- Date: 9–15 October
- Edition: 3rd
- Surface: Hard
- Location: Fairfield, California, United States

Champions

Singles
- Mackenzie McDonald

Doubles
- Luke Bambridge / David O'Hare
- ← 2016 · Fairfield Challenger · 2018 →

= 2017 Fairfield Challenger =

The 2017 Fairfield Challenger was a professional tennis tournament played on hard courts. It was the third edition of the tournament which was part of the 2017 ATP Challenger Tour. It took place in Fairfield, California, United States between October 9 and October 15, 2017.

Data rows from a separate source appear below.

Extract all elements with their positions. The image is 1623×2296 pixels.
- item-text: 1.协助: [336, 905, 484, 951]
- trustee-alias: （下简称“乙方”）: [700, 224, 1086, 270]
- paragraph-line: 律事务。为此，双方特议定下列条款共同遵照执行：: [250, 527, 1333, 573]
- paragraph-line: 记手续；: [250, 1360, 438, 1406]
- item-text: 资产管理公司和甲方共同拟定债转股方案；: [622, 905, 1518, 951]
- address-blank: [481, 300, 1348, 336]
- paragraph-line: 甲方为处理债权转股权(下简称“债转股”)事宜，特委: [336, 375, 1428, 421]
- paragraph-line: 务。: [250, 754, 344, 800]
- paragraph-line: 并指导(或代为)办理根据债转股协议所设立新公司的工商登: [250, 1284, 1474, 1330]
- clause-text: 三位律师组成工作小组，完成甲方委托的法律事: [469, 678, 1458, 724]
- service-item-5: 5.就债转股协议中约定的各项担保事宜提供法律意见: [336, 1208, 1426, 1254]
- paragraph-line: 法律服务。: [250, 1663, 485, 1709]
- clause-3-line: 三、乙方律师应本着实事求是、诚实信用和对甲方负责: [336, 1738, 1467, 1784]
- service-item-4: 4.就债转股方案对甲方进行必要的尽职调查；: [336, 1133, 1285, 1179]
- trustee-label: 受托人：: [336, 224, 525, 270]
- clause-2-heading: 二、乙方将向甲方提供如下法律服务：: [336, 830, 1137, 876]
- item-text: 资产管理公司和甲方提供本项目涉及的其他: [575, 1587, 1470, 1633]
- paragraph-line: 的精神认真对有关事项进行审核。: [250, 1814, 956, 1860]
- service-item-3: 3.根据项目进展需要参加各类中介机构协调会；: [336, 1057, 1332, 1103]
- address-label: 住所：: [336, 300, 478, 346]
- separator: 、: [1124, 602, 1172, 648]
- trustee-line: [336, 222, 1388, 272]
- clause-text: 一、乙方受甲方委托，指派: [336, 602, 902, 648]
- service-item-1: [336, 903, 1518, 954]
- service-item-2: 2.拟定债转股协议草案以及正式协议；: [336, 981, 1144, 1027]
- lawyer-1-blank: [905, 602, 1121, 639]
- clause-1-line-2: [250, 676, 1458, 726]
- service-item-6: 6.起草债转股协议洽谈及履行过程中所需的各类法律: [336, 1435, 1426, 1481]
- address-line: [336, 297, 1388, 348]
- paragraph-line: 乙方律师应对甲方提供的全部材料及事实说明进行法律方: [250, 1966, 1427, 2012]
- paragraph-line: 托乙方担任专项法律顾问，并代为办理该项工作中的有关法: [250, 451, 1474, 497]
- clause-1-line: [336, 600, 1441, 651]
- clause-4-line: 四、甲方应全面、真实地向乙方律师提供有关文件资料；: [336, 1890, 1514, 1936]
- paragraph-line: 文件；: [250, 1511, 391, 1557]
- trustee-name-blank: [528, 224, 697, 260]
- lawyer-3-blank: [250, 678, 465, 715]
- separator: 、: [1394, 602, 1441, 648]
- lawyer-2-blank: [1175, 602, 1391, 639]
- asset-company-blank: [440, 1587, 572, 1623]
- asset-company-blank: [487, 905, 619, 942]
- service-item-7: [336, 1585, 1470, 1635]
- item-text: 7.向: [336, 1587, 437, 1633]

==Singles main-draw entrants==
===Seeds===

| Country | Player | Rank^{1} | Seed |
|---|---|---|---|
| USA | Ernesto Escobedo | 93 | 1 |
| USA | Tennys Sandgren | 97 | 2 |
| USA | Bjorn Fratangelo | 117 | 3 |
| GER | Maximilian Marterer | 132 | 4 |
| GBR | Cameron Norrie | 136 | 5 |
| USA | Stefan Kozlov | 144 | 6 |
| IND | Ramkumar Ramanathan | 149 | 7 |
| SRB | Nikola Milojević | 150 | 8 |
| USA | Michael Mmoh | 156 | 9 |

- ^{1} Rankings are as of October 2, 2017.

===Other entrants===
The following players received wildcards into the singles main draw:
- ARG Axel Geller
- USA Evan King
- USA Alexander Sarkissian

The following player received entry into the singles main draw using a protected ranking:
- CAN Frank Dancevic

The following players received entry into the singles main draw as special exempts:
- USA Kevin King
- USA Bradley Klahn

The following players received entry from the qualifying draw:
- GER Sebastian Fanselow
- AUS Christopher O'Connell
- RSA Ruan Roelofse
- CZE Jan Šátral

The following players received entry as lucky losers:
- USA Sekou Bangoura
- COL Alejandro González
- GBR Alexander Ward

==Champions==
===Singles===

- USA Mackenzie McDonald def. USA Bradley Klahn 6–4, 6–2.

===Doubles===

- GBR Luke Bambridge / IRL David O'Hare def. EGY Akram El Sallaly / BRA Bernardo Oliveira 6–4, 6–2.